Owning minor-league teams is not as sexy as moviemaking, he admits. “But there’s a sizable bottom line if you do things right,” he says, showing the same promotional savvy that made him famous a decade and a half ago.

Guber got into the minors almost by accident. After leaving Sony, he formed Mandalay Entertainment, a TV-and-film-production company (its most notable release is I Know What You Did Last Summer), and made a few bids on various major-league sports franchises, including the Oakland A’s and the N.B.A.’s Miami Heat. When those failed, Guber instead partnered with a father-son team that owned two successful minor-league franchises to form Mandalay Sports Entertainment.

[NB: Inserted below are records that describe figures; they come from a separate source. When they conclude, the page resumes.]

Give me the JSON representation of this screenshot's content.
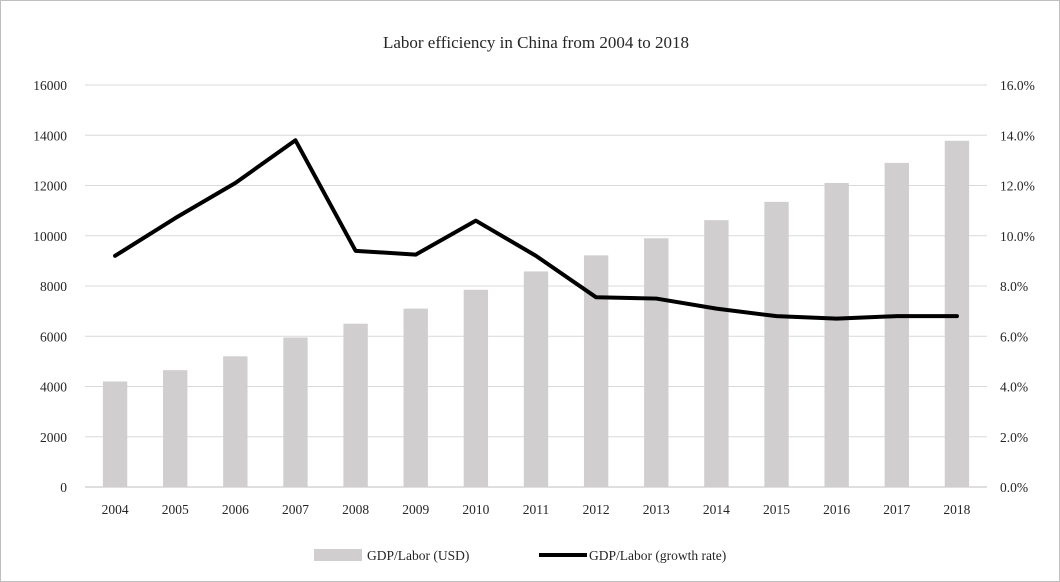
{
  "chart_data": {
    "type": "bar+line",
    "title": "Labor efficiency in China from 2004 to 2018",
    "categories": [
      "2004",
      "2005",
      "2006",
      "2007",
      "2008",
      "2009",
      "2010",
      "2011",
      "2012",
      "2013",
      "2014",
      "2015",
      "2016",
      "2017",
      "2018"
    ],
    "series": [
      {
        "name": "GDP/Labor (USD)",
        "type": "bar",
        "axis": "left",
        "color": "#d0cece",
        "values": [
          4200,
          4650,
          5200,
          5950,
          6500,
          7100,
          7850,
          8580,
          9220,
          9900,
          10620,
          11350,
          12100,
          12900,
          13780
        ]
      },
      {
        "name": "GDP/Labor (growth rate)",
        "type": "line",
        "axis": "right",
        "color": "#000000",
        "values": [
          9.2,
          10.7,
          12.1,
          13.8,
          9.4,
          9.25,
          10.6,
          9.2,
          7.55,
          7.5,
          7.1,
          6.8,
          6.7,
          6.8,
          6.8
        ]
      }
    ],
    "y_left": {
      "min": 0,
      "max": 16000,
      "step": 2000,
      "tick_labels": [
        "0",
        "2000",
        "4000",
        "6000",
        "8000",
        "10000",
        "12000",
        "14000",
        "16000"
      ]
    },
    "y_right": {
      "min": 0,
      "max": 16,
      "step": 2,
      "tick_labels": [
        "0.0%",
        "2.0%",
        "4.0%",
        "6.0%",
        "8.0%",
        "10.0%",
        "12.0%",
        "14.0%",
        "16.0%"
      ]
    },
    "grid": true,
    "gridline_color": "#d9d9d9",
    "legend_position": "bottom",
    "xlabel": "",
    "ylabel": ""
  }
}
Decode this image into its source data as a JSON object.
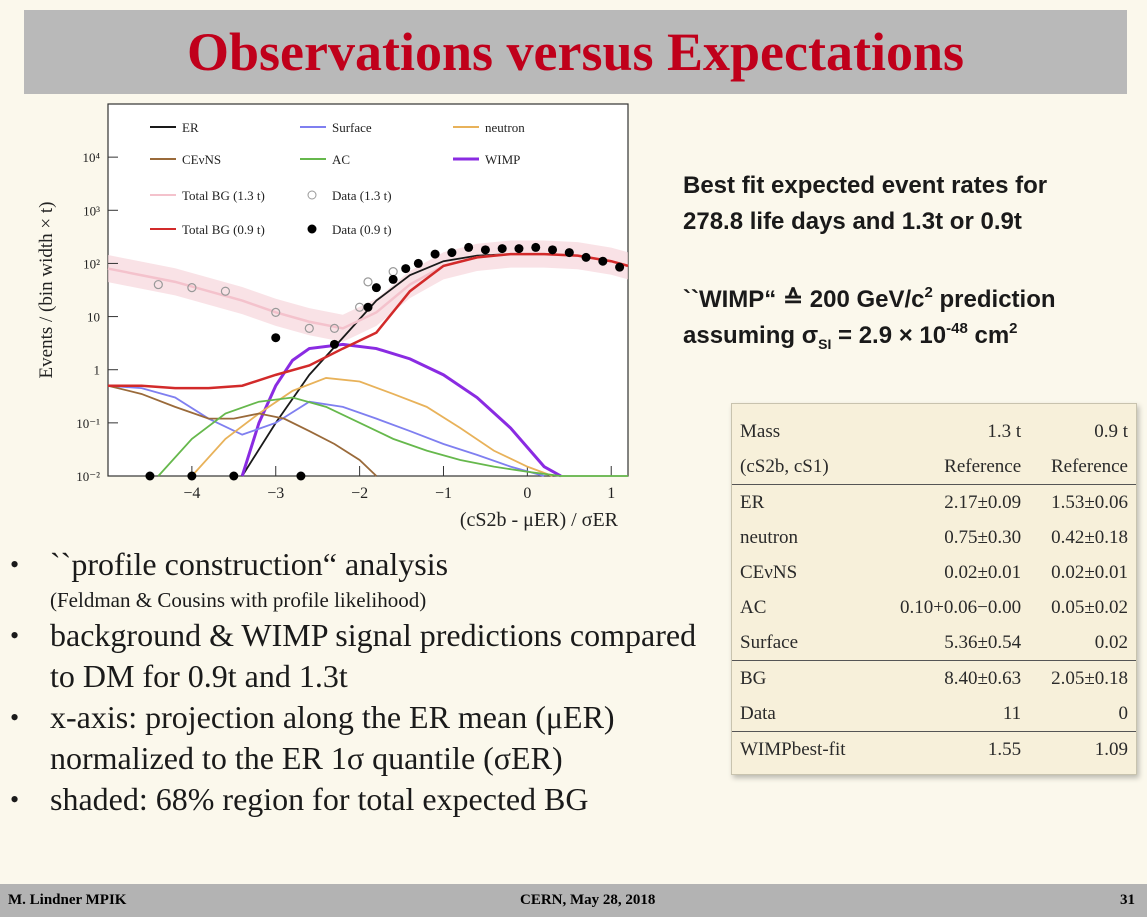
{
  "title": "Observations versus Expectations",
  "chart_data": {
    "type": "line",
    "xlabel": "(cS2b - μER) / σER",
    "ylabel": "Events / (bin width × t)",
    "xlim": [
      -5,
      1.2
    ],
    "ylim_log10": [
      -2,
      5
    ],
    "x_ticks": [
      "−4",
      "−3",
      "−2",
      "−1",
      "0",
      "1"
    ],
    "y_ticks": [
      "10⁻²",
      "10⁻¹",
      "1",
      "10",
      "10²",
      "10³",
      "10⁴"
    ],
    "legend": [
      {
        "label": "ER",
        "color": "#1a1a1a"
      },
      {
        "label": "Surface",
        "color": "#7f7ff0"
      },
      {
        "label": "neutron",
        "color": "#e8b25a"
      },
      {
        "label": "CEνNS",
        "color": "#9a6a3a"
      },
      {
        "label": "AC",
        "color": "#66b84c"
      },
      {
        "label": "WIMP",
        "color": "#8a2be2"
      },
      {
        "label": "Total BG (1.3 t)",
        "color": "#f4c2cc"
      },
      {
        "label": "Data (1.3 t)",
        "color": "#aaaaaa"
      },
      {
        "label": "Total BG (0.9 t)",
        "color": "#d22a2a"
      },
      {
        "label": "Data (0.9 t)",
        "color": "#000000"
      }
    ],
    "series": [
      {
        "name": "ER",
        "x": [
          -3.4,
          -3.0,
          -2.6,
          -2.2,
          -1.8,
          -1.4,
          -1.0,
          -0.6,
          -0.2,
          0.2,
          0.6,
          1.0,
          1.2
        ],
        "y": [
          0.01,
          0.1,
          0.8,
          4,
          20,
          60,
          110,
          140,
          150,
          150,
          140,
          110,
          90
        ]
      },
      {
        "name": "WIMP",
        "x": [
          -3.4,
          -3.2,
          -3.0,
          -2.8,
          -2.6,
          -2.2,
          -1.8,
          -1.4,
          -1.0,
          -0.6,
          -0.2,
          0.2,
          0.4
        ],
        "y": [
          0.01,
          0.1,
          0.5,
          1.5,
          2.5,
          3.0,
          2.5,
          1.6,
          0.8,
          0.3,
          0.08,
          0.015,
          0.01
        ]
      },
      {
        "name": "Surface",
        "x": [
          -5,
          -4.6,
          -4.2,
          -3.8,
          -3.4,
          -3.0,
          -2.6,
          -2.2,
          -1.8,
          -1.4,
          -1.0,
          -0.6,
          -0.2,
          0.2
        ],
        "y": [
          0.5,
          0.45,
          0.3,
          0.12,
          0.06,
          0.1,
          0.25,
          0.2,
          0.12,
          0.07,
          0.04,
          0.025,
          0.015,
          0.01
        ]
      },
      {
        "name": "neutron",
        "x": [
          -4.0,
          -3.6,
          -3.2,
          -2.8,
          -2.4,
          -2.0,
          -1.6,
          -1.2,
          -0.8,
          -0.4,
          0.0,
          0.3
        ],
        "y": [
          0.01,
          0.05,
          0.15,
          0.4,
          0.7,
          0.6,
          0.35,
          0.2,
          0.08,
          0.03,
          0.015,
          0.01
        ]
      },
      {
        "name": "CEνNS",
        "x": [
          -5,
          -4.6,
          -4.2,
          -3.8,
          -3.5,
          -3.2,
          -2.9,
          -2.6,
          -2.3,
          -2.0,
          -1.8
        ],
        "y": [
          0.5,
          0.35,
          0.2,
          0.12,
          0.12,
          0.15,
          0.12,
          0.07,
          0.04,
          0.02,
          0.01
        ]
      },
      {
        "name": "AC",
        "x": [
          -4.4,
          -4.0,
          -3.6,
          -3.2,
          -2.8,
          -2.4,
          -2.0,
          -1.6,
          -1.2,
          -0.8,
          -0.4,
          0.0,
          0.4,
          0.8,
          1.2
        ],
        "y": [
          0.01,
          0.05,
          0.15,
          0.25,
          0.3,
          0.2,
          0.1,
          0.05,
          0.03,
          0.02,
          0.015,
          0.012,
          0.01,
          0.01,
          0.01
        ]
      },
      {
        "name": "Total BG (1.3 t)",
        "x": [
          -5,
          -4.6,
          -4.2,
          -3.8,
          -3.4,
          -3.0,
          -2.6,
          -2.2,
          -1.8,
          -1.4,
          -1.0,
          -0.6,
          -0.2,
          0.2,
          0.6,
          1.0,
          1.2
        ],
        "y": [
          80,
          60,
          45,
          30,
          20,
          12,
          8,
          6,
          12,
          40,
          90,
          130,
          150,
          150,
          140,
          110,
          90
        ]
      },
      {
        "name": "Total BG (0.9 t)",
        "x": [
          -5,
          -4.6,
          -4.2,
          -3.8,
          -3.4,
          -3.0,
          -2.6,
          -2.2,
          -1.8,
          -1.4,
          -1.0,
          -0.6,
          -0.2,
          0.2,
          0.6,
          1.0,
          1.2
        ],
        "y": [
          0.5,
          0.5,
          0.45,
          0.45,
          0.5,
          0.8,
          1.2,
          2.5,
          5,
          30,
          90,
          130,
          150,
          150,
          140,
          110,
          90
        ]
      }
    ],
    "data_0_9t": [
      {
        "x": -4.5,
        "y": 0.01
      },
      {
        "x": -4.0,
        "y": 0.01
      },
      {
        "x": -3.5,
        "y": 0.01
      },
      {
        "x": -3.0,
        "y": 4
      },
      {
        "x": -2.7,
        "y": 0.01
      },
      {
        "x": -2.3,
        "y": 3
      },
      {
        "x": -1.9,
        "y": 15
      },
      {
        "x": -1.8,
        "y": 35
      },
      {
        "x": -1.6,
        "y": 50
      },
      {
        "x": -1.45,
        "y": 80
      },
      {
        "x": -1.3,
        "y": 100
      },
      {
        "x": -1.1,
        "y": 150
      },
      {
        "x": -0.9,
        "y": 160
      },
      {
        "x": -0.7,
        "y": 200
      },
      {
        "x": -0.5,
        "y": 180
      },
      {
        "x": -0.3,
        "y": 190
      },
      {
        "x": -0.1,
        "y": 190
      },
      {
        "x": 0.1,
        "y": 200
      },
      {
        "x": 0.3,
        "y": 180
      },
      {
        "x": 0.5,
        "y": 160
      },
      {
        "x": 0.7,
        "y": 130
      },
      {
        "x": 0.9,
        "y": 110
      },
      {
        "x": 1.1,
        "y": 85
      }
    ],
    "data_1_3t": [
      {
        "x": -4.4,
        "y": 40
      },
      {
        "x": -4.0,
        "y": 35
      },
      {
        "x": -3.6,
        "y": 30
      },
      {
        "x": -3.0,
        "y": 12
      },
      {
        "x": -2.6,
        "y": 6
      },
      {
        "x": -2.3,
        "y": 6
      },
      {
        "x": -2.0,
        "y": 15
      },
      {
        "x": -1.9,
        "y": 45
      },
      {
        "x": -1.6,
        "y": 70
      }
    ]
  },
  "side_text": {
    "line1": "Best fit expected event rates for",
    "line2": "278.8 life days and 1.3t or 0.9t",
    "wimp_prefix": "``WIMP“ ≙ 200 GeV/c",
    "wimp_sup": "2",
    "wimp_suffix": " prediction",
    "assume_prefix": "assuming σ",
    "assume_sub": "SI",
    "assume_mid": " = 2.9 × 10",
    "assume_sup": "-48",
    "assume_suffix": " cm",
    "assume_sup2": "2"
  },
  "bullets": [
    {
      "text": "``profile construction“ analysis",
      "small": "(Feldman & Cousins with profile likelihood)"
    },
    {
      "text": "background & WIMP signal predictions compared to DM for 0.9t and 1.3t",
      "small": ""
    },
    {
      "text": "x-axis: projection along the ER mean (μER) normalized to the ER 1σ quantile (σER)",
      "small": ""
    },
    {
      "text": "shaded: 68% region for total expected BG",
      "small": ""
    }
  ],
  "table": {
    "head": [
      "Mass",
      "1.3 t",
      "0.9 t"
    ],
    "head2": [
      "(cS2b, cS1)",
      "Reference",
      "Reference"
    ],
    "rows": [
      [
        "ER",
        "2.17±0.09",
        "1.53±0.06"
      ],
      [
        "neutron",
        "0.75±0.30",
        "0.42±0.18"
      ],
      [
        "CEνNS",
        "0.02±0.01",
        "0.02±0.01"
      ],
      [
        "AC",
        "0.10+0.06−0.00",
        "0.05±0.02"
      ],
      [
        "Surface",
        "5.36±0.54",
        "0.02"
      ]
    ],
    "bg": [
      "BG",
      "8.40±0.63",
      "2.05±0.18"
    ],
    "data": [
      "Data",
      "11",
      "0"
    ],
    "wimp": [
      "WIMPbest-fit",
      "1.55",
      "1.09"
    ]
  },
  "footer": {
    "left": "M. Lindner MPIK",
    "center": "CERN, May 28, 2018",
    "right": "31"
  }
}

Today, Guber relies on his own scouts to find cities that are in the market for a team. Back in 2002, for example, Frisco, Texas, a fast-growing town north of Dallas, was eager to acquire a club. Tom Hicks, owner of the major-league Texas Rangers, wanted to bring a team to Frisco to anchor a planned real estate development. He contacted Guber, who already had multiple teams in his stable, and they reached an agreement. Frisco would pay for a $22.7 million ballpark, while Hicks and Guber would reel in a team. Their quarry: the struggling Shreveport, Louisiana, Swamp Dragons, which they snapped up for just over $4 million, renamed the RoughRiders, and exported to Texas. Now Mandalay, which bought the bulk of Hicks’ interest in 2003, pays Frisco to lease the city-owned stadium, Dr. Pepper Ballpark. Attendance at RoughRiders games has increased dramatically as players’ on-field performance has improved. The team went from last in the league in 2001 to first in 2004.